Henry Golding is back as Emily’s errant now-ex-spouse, and his (unfortunately brief, for reasons best not explained here) appearance in the film is a comedic highlight. Weddings also bring family members back into the fold, and Allison Janney joins the cast as Emily’s estranged aunt Linda, who’s more conniving and dangerous than she appears. And of course there must be a husband, and Michele Morrone does his duty being hunky and a little scary as Emily’s betrothed Dante, who’s the heir to a massive fortune no one wants to talk about. (The Mafia. It’s the Mafia.)
Dante is using Emily, Emily is using Stephanie, Aunt Linda is obviously up to something, and bodies keep appearing in inconvenient places as this cutthroat crew prepares for the big day. One innovation Another Simple Favor brings to its Agatha Christie-esque plot is arranging events in a way that wrests them out of Emily’s control, and observing the shifts in her character and motivation that follow that change. This means that Stephanie is also out of control, which she hates, although her intelligence means that she’s never behind the curve for long.

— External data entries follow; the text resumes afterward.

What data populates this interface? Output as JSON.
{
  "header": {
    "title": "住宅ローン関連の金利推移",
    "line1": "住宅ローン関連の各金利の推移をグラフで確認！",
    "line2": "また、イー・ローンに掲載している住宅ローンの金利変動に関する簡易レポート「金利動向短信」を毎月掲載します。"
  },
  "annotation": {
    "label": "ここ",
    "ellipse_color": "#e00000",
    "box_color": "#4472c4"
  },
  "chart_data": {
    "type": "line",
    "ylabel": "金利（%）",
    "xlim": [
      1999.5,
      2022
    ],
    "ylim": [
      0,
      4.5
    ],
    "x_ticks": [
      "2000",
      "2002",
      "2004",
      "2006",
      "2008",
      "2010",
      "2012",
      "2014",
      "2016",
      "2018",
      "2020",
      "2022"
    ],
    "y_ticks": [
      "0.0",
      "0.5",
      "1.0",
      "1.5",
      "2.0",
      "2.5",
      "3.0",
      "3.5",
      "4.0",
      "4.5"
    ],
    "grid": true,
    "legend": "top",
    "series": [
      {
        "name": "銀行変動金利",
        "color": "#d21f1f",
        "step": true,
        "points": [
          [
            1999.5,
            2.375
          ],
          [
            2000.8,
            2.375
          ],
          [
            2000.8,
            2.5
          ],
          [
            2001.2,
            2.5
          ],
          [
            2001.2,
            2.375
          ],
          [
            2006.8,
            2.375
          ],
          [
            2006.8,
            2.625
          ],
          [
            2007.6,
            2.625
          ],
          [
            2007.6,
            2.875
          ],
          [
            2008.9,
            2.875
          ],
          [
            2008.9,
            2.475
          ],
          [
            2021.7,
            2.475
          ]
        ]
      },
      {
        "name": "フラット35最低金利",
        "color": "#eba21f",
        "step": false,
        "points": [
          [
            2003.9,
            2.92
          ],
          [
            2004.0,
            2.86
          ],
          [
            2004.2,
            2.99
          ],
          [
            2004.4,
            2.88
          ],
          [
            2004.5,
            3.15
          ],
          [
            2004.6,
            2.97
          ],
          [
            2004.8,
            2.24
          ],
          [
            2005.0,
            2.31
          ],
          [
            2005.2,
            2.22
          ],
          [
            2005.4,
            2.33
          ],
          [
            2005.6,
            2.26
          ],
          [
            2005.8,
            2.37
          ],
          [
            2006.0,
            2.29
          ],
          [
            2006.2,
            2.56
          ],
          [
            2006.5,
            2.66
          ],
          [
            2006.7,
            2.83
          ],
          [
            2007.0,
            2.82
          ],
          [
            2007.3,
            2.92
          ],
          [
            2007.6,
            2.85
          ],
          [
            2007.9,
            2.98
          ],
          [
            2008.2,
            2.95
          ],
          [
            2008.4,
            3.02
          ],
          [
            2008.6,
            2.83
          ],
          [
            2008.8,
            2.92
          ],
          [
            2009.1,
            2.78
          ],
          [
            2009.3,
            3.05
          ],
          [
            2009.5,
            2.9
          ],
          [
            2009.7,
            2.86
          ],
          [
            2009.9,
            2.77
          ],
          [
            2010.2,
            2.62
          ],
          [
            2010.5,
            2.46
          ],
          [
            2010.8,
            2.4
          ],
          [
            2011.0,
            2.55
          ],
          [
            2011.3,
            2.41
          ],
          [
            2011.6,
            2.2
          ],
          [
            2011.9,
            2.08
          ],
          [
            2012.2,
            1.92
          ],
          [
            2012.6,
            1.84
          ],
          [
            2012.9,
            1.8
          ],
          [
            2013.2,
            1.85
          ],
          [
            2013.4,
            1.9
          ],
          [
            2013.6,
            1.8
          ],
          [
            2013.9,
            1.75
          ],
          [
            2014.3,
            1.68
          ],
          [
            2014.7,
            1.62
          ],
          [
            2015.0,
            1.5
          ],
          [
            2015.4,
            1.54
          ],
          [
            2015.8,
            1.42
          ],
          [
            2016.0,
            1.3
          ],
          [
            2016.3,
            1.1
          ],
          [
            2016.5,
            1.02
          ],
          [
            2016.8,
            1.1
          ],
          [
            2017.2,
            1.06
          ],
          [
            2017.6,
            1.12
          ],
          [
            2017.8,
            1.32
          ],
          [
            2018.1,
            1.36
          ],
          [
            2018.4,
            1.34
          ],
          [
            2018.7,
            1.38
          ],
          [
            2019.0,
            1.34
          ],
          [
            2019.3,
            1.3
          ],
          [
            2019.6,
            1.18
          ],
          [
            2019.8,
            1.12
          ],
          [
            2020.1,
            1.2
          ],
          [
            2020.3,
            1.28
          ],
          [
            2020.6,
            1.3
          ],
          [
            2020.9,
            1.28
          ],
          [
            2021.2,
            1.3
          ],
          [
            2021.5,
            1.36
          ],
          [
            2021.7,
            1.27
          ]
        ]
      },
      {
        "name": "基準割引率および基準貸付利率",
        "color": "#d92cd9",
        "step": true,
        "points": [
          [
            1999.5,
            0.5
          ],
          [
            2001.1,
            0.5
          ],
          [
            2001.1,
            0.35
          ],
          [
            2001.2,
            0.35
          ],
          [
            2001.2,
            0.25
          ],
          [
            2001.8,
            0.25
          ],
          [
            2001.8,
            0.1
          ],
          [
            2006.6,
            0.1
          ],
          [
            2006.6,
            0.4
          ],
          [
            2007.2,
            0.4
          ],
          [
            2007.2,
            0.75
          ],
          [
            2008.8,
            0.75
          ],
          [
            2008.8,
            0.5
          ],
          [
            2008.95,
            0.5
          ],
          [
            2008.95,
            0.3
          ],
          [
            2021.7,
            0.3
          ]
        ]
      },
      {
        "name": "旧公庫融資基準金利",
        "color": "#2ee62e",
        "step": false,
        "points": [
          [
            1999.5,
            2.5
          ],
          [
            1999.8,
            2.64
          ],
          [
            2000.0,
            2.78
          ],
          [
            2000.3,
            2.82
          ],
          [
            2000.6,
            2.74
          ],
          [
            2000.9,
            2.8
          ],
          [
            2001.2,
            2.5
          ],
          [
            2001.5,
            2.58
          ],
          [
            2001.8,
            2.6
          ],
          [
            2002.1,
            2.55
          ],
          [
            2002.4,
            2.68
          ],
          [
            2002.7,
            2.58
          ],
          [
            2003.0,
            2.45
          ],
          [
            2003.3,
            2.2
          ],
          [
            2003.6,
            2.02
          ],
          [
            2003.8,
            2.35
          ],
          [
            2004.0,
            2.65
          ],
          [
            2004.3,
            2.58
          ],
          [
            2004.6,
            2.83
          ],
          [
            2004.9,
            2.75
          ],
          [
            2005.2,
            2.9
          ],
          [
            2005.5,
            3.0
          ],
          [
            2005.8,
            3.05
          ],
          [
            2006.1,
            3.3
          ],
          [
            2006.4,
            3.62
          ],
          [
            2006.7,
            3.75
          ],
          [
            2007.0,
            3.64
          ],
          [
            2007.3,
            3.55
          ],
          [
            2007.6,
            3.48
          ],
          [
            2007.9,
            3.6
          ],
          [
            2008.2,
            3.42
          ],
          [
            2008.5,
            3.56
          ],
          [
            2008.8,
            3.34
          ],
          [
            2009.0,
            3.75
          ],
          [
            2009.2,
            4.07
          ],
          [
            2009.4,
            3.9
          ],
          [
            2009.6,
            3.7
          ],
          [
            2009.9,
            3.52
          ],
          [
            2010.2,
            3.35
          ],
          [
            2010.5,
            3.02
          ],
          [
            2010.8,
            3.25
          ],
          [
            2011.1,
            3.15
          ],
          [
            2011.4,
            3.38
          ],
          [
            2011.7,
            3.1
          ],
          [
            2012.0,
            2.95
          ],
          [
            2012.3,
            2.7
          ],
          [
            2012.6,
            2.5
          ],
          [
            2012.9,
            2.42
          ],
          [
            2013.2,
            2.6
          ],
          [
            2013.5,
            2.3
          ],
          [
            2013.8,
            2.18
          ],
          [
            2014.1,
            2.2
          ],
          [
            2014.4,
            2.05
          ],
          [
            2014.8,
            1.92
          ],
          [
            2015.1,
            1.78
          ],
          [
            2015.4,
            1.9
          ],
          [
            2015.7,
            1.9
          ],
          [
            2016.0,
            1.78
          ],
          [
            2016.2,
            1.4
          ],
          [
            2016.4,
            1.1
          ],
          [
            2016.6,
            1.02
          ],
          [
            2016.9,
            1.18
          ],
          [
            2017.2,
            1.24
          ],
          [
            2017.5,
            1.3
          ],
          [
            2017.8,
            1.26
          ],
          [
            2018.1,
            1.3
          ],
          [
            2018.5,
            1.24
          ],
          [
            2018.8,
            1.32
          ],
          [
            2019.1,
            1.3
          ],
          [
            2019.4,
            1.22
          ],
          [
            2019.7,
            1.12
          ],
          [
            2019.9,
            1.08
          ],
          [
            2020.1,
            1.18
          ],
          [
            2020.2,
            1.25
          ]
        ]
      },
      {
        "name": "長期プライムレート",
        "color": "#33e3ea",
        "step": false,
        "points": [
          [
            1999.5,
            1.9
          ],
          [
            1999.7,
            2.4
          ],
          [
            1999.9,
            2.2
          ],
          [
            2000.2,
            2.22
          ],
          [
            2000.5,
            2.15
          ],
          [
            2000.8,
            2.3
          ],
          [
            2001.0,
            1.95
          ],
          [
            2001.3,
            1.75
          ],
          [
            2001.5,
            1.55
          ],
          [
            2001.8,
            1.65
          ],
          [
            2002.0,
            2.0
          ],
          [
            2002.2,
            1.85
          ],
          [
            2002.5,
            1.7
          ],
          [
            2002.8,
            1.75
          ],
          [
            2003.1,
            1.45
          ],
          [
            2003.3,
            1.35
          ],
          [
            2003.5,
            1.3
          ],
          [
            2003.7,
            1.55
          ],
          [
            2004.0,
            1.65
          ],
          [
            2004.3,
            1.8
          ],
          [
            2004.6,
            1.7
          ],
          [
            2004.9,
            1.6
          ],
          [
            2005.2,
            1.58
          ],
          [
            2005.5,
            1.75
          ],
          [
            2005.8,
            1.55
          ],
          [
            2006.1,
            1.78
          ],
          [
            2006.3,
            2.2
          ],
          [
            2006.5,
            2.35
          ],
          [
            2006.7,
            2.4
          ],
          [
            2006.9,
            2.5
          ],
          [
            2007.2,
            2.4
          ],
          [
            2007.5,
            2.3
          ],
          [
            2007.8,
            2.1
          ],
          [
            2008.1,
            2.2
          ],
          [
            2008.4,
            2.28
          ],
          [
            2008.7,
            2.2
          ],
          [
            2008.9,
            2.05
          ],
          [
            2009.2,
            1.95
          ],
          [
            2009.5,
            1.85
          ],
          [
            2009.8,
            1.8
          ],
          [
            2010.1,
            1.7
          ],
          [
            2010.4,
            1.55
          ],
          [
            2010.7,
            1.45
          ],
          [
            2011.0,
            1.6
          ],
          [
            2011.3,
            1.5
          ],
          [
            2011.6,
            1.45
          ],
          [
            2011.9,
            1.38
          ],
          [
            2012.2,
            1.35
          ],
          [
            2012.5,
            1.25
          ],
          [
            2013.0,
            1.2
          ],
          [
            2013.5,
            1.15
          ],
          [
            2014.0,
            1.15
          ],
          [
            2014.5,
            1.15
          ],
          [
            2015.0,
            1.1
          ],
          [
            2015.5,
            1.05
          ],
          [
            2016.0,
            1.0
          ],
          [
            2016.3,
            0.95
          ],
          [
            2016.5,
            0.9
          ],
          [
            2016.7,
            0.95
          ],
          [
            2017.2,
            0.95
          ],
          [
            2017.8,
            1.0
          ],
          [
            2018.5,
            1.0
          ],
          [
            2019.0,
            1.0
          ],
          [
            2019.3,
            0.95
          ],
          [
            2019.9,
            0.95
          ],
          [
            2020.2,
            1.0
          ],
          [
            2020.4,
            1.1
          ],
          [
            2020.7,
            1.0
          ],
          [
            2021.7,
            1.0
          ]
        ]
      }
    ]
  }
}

There are a few too many plot threads for all of them to pay off – a subplot involving single mom Stephanie’s son Miles (Joshua Satine), conveniently away at a no-phones-allowed summer camp, goes nowhere, for example. And the film’s attempts to outdo its predecessor in intrigue are absurd in a way that’s sometimes fun, and sometimes off-puttingly bizarre. But this is Italy, birthplace of the giallo film. And intentionally or not, Another Simple Favor’s more lurid psychosexual twists are true to that particular genre.
If the plot escalations are variable, one area where bigger is unilaterally worse for Another Simple Favor is in the camerawork. Director Paul Feig is known for long takes designed not to interfere with his actors’ performances, and his lack of finesse with more complicated sequences is obvious in haphazardly assembled drone shots that sweep over the dramatic cliffs of Capri. This wouldn’t be that big of a deal, except that there are a lot of them, and they’re all nauseating.
Better to concentrate on what works: The performances, the script, and the costumes. Oh, the costumes. The contrast between Lively and Kendrick’s wardrobes tells you everything you need to know about their characters, with Lively’s breathtakingly luxe menswear-inspired ensembles contrasting with Kendrick’s momcore jean shorts and worn-out hoodies. She does get to wear some pretty dresses at the wedding festivities, in scenes that are smorgasbords of moneyed excess and natural splendor. Throw some slick Italo-pop on top, and you’ve got a piece of escapist entertainment that’s more clever than most. So what if it doesn’t always make sense?